Ласково пригревало солнце. Редкие облака, будто подкинутые вверх клочки ваты, медленно плыли с востока на запад. Казалось, кто-то насильно затолкал людей под аркады, притиснул к столбам, к голым монастырским стенам — невозможно было поверить, чтобы они сами себя обрекли на такую давку! Громкий шум их голосов напоминал птичий базар. И все это волнообразно колыхалось, как маковое поле: разноцветные шляпы, платья, светловолосые и темноволосые головы.

У монастырских ворот стоял первый алтарь, перед аптекой — второй. На первом был представлен святой Франтишек, читающий проповедь птицам, на втором — дева Мария над земным шаром, обвитом змеей. Оба изображения были обрамлены еловыми ветками, перед обоими стояли столы из ровно уложенных ящиков, покрытых белоснежными, наглаженными скатертями. На столах мерцали огоньками свечи в до блеска начищенных шандалах. По обе стороны у алтарей в торжественном, суровом карауле стояли гренадеры в медвежьих киверах, примкнув острые, иглоподобные штыки.

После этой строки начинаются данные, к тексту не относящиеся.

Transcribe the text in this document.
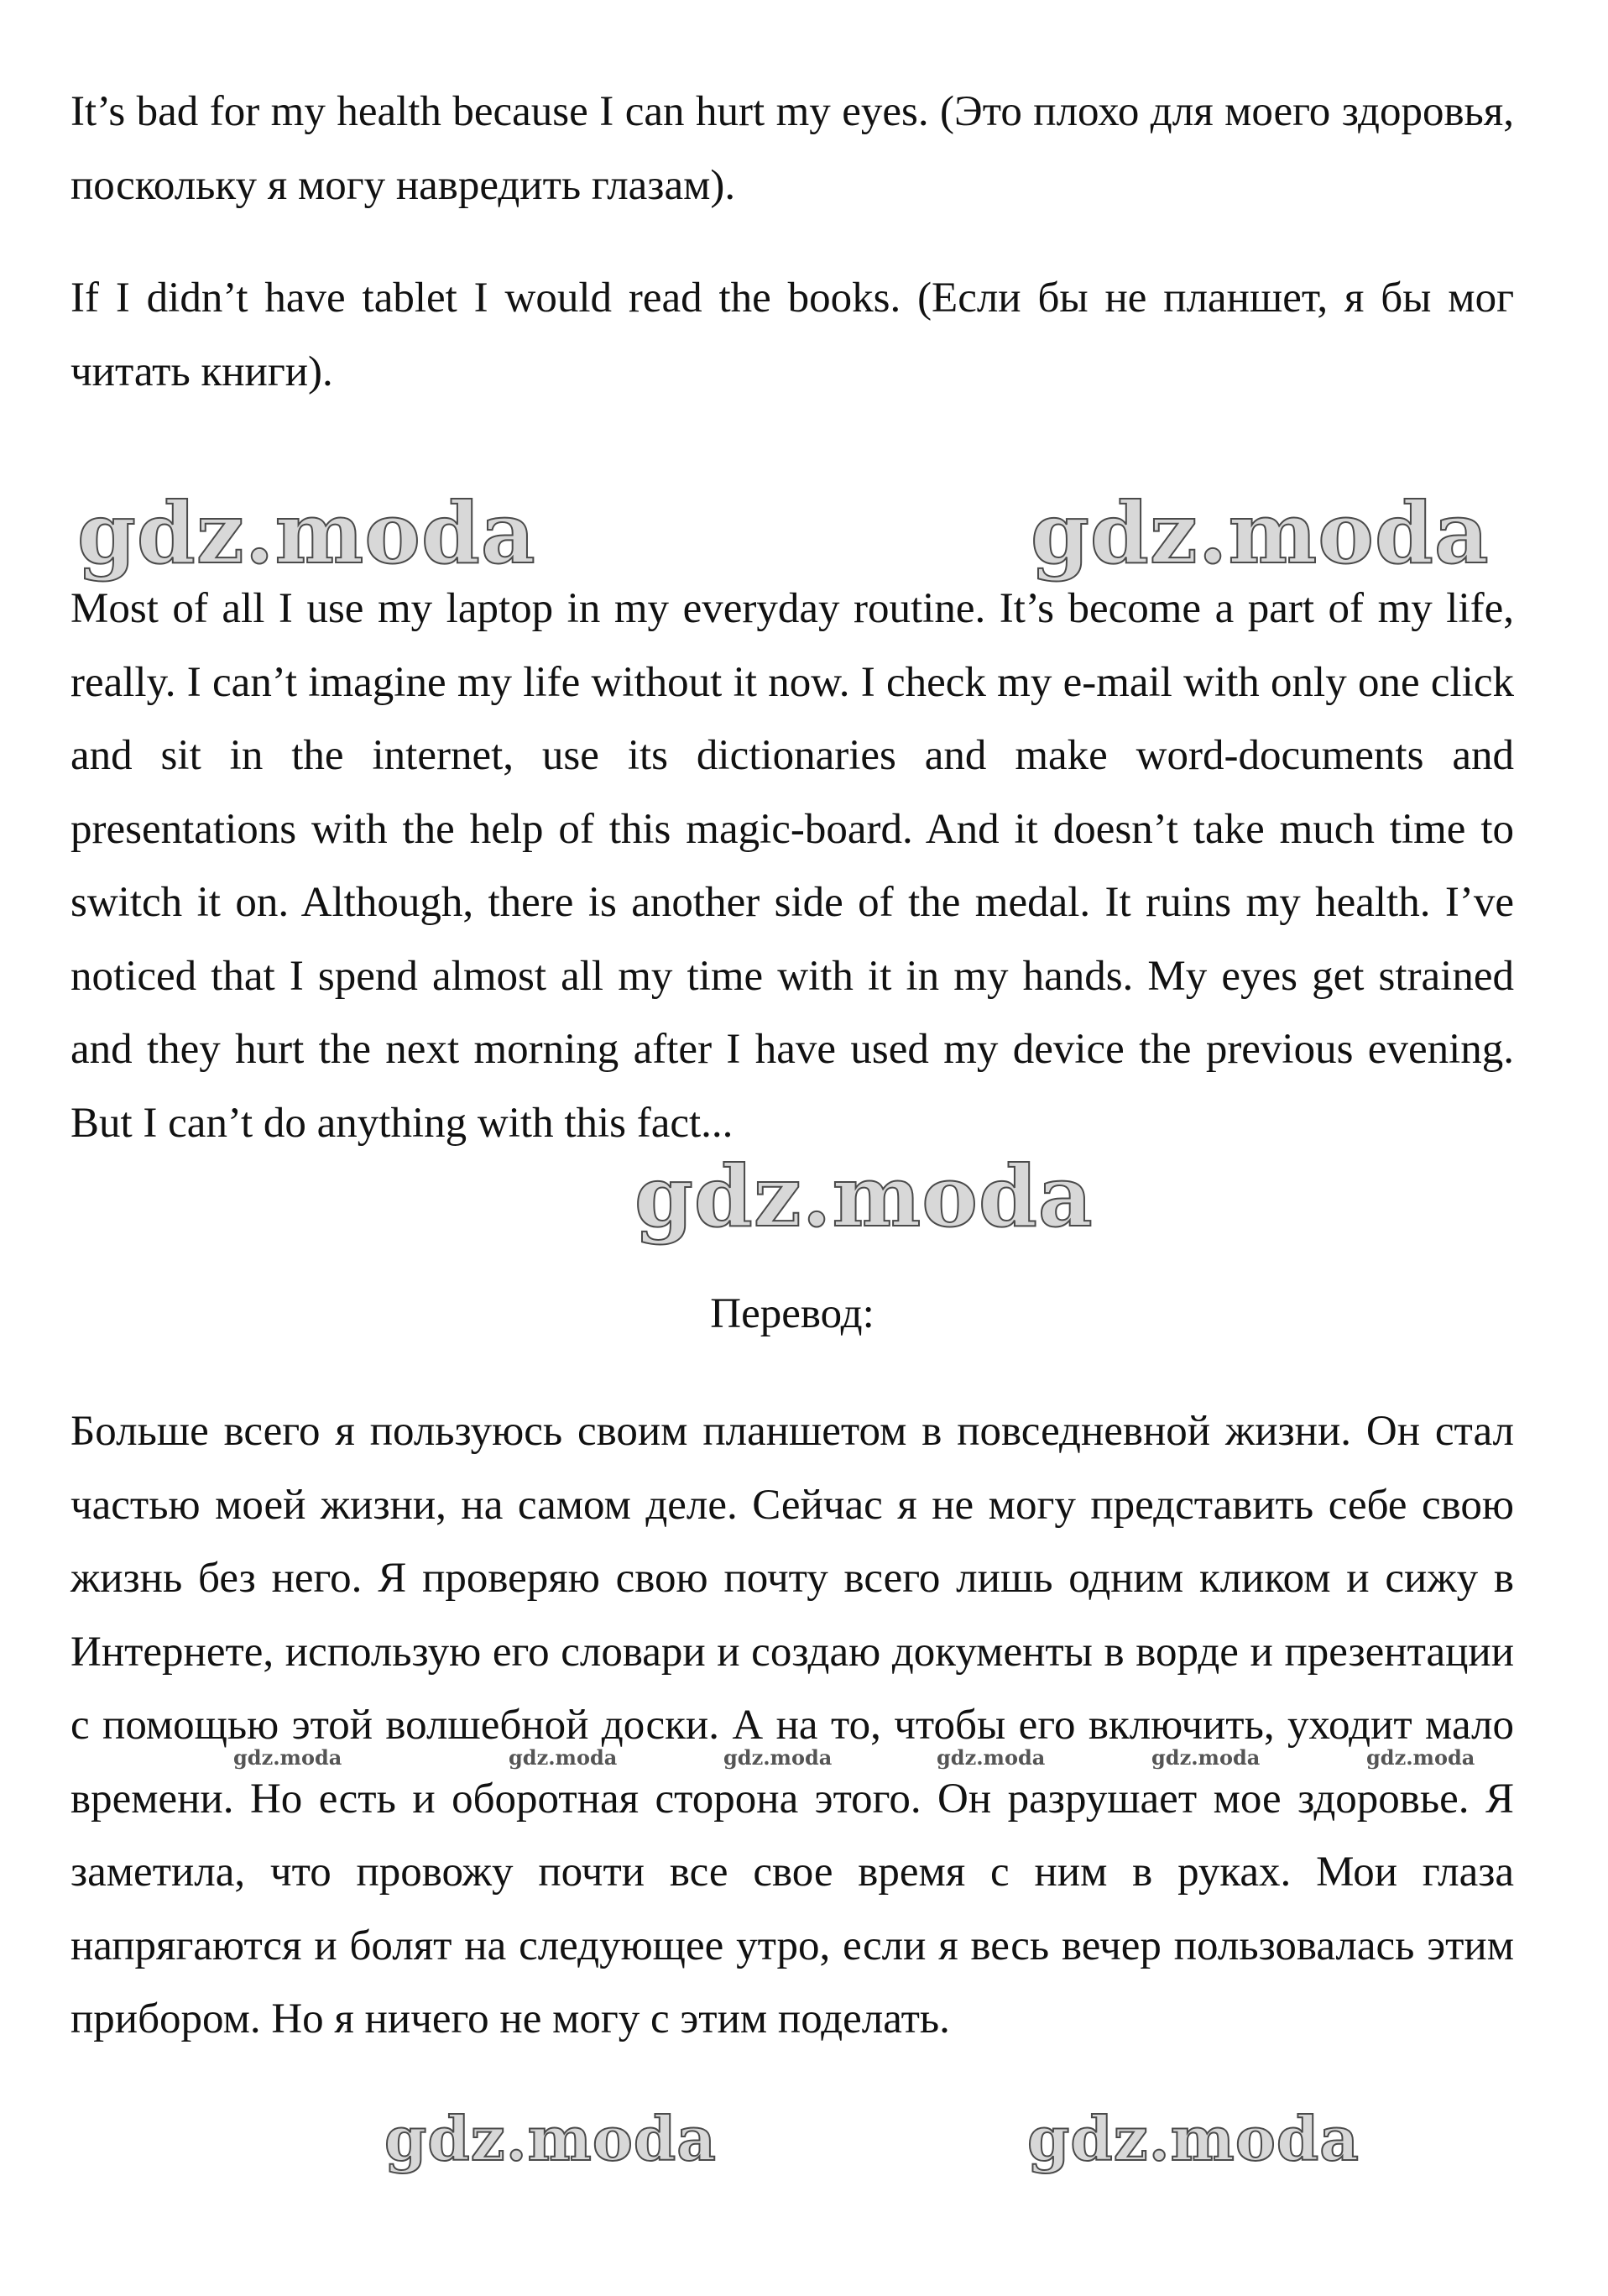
It’s bad for my health because I can hurt my eyes. (Это плохо для моего здоровья, поскольку я могу навредить глазам).

If I didn’t have tablet I would read the books. (Если бы не планшет, я бы мог читать книги).

gdz.moda	gdz.moda

Most of all I use my laptop in my everyday routine. It’s become a part of my life, really. I can’t imagine my life without it now. I check my e-mail with only one click and sit in the internet, use its dictionaries and make word-documents and presentations with the help of this magic-board. And it doesn’t take much time to switch it on. Although, there is another side of the medal. It ruins my health. I’ve noticed that I spend almost all my time with it in my hands. My eyes get strained and they hurt the next morning after I have used my device the previous evening. But I can’t do anything with this fact...

gdz.moda

Перевод:

Больше всего я пользуюсь своим планшетом в повседневной жизни. Он стал частью моей жизни, на самом деле. Сейчас я не могу представить себе свою жизнь без него. Я проверяю свою почту всего лишь одним кликом и сижу в Интернете, использую его словари и создаю документы в ворде и презентации с помощью этой волшебной доски. А на то, чтобы его включить, уходит мало времени. Но есть и оборотная сторона этого. Он разрушает мое здоровье. Я заметила, что провожу почти все свое время с ним в руках. Мои глаза напрягаются и болят на следующее утро, если я весь вечер пользовалась этим прибором. Но я ничего не могу с этим поделать.

gdz.moda	gdz.moda	gdz.moda	gdz.moda	gdz.moda	gdz.moda
gdz.moda	gdz.moda
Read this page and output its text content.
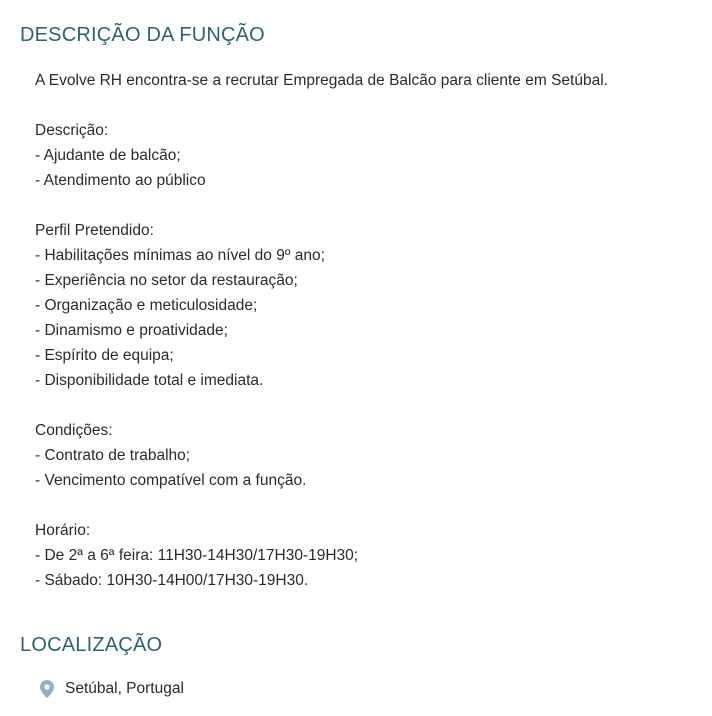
DESCRIÇÃO DA FUNÇÃO
A Evolve RH encontra-se a recrutar Empregada de Balcão para cliente em Setúbal.
Descrição:
- Ajudante de balcão;
- Atendimento ao público
Perfil Pretendido:
- Habilitações mínimas ao nível do 9º ano;
- Experiência no setor da restauração;
- Organização e meticulosidade;
- Dinamismo e proatividade;
- Espírito de equipa;
- Disponibilidade total e imediata.
Condições:
- Contrato de trabalho;
- Vencimento compatível com a função.
Horário:
- De 2ª a 6ª feira: 11H30-14H30/17H30-19H30;
- Sábado: 10H30-14H00/17H30-19H30.
LOCALIZAÇÃO
Setúbal, Portugal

Все фигурки фонтана извергали воду. Невероятное изобилие воды! Она вырывалась резвой струей из горсти голого мальчика, лилась из бессильного рта усатого водяного, била из горла толстогубых рыб, — фонтан был полон, — просто удивительно, как только вода не переливалась через край. Возле Гусова камня стоял украшенный насос, а на нем — оцепеневший трубочист с блестящими погонами и в белом берете на голове.

Едва только из церковных врат выплыл голубой балдахин, под которым шествовал согбенный под тяжестью золотой ризы священник с солнцеобразной дароносицей в руках, как на противолежащем холме сверкнули медью мортиры, над площадью прокатился их торжественный грохот. Я заметил, как над черной шапкой марианского столба, высоко в небе, разорвалось нечто серое, и хлопья, трепеща, стали опускаться на склоненные лысые головы советников городской управы. Из ворот монастыря затаенно, неслышными шагами, двинулась встречать дароносицу толпа коричневых монахов, подпоясанных белыми веревками. Слышно было, как подошвы их сандалий шаркают по мостовой.

В самом первом ряду шествия, двигавшегося за балдахином, я увидел своего отца. На голове у него был островерхий мохнатый кивер, на груди алел орден, рукою он придерживал эфес шпаги, будто жеманная девица шлейф своего платья. Он был выше долговязого портного Бартоша, державшего одну из церковных хоругвей, выше булочника Кминека с толстым животом и выбеленными мукой руками, выше командира медвежьей гвардии кондитера Прокопа. В груди моей, подобно мыльному пузырю, раздувалась гордость. Мои оттопыренные уши пылали.

Вдруг все это пришло в беспорядочное движение, заклубилось вокруг алтаря со святым Франтишком. Откуда-то из глубины людского водоворота воздвиглись к небу сверкающие золотые трубы и черные палочки кларнетов. Жестяный оркестр заиграл для бога первую серенаду. Зазвенели бубны, хлопнули тарелки. Когда растаял последний звук, наступила тишина.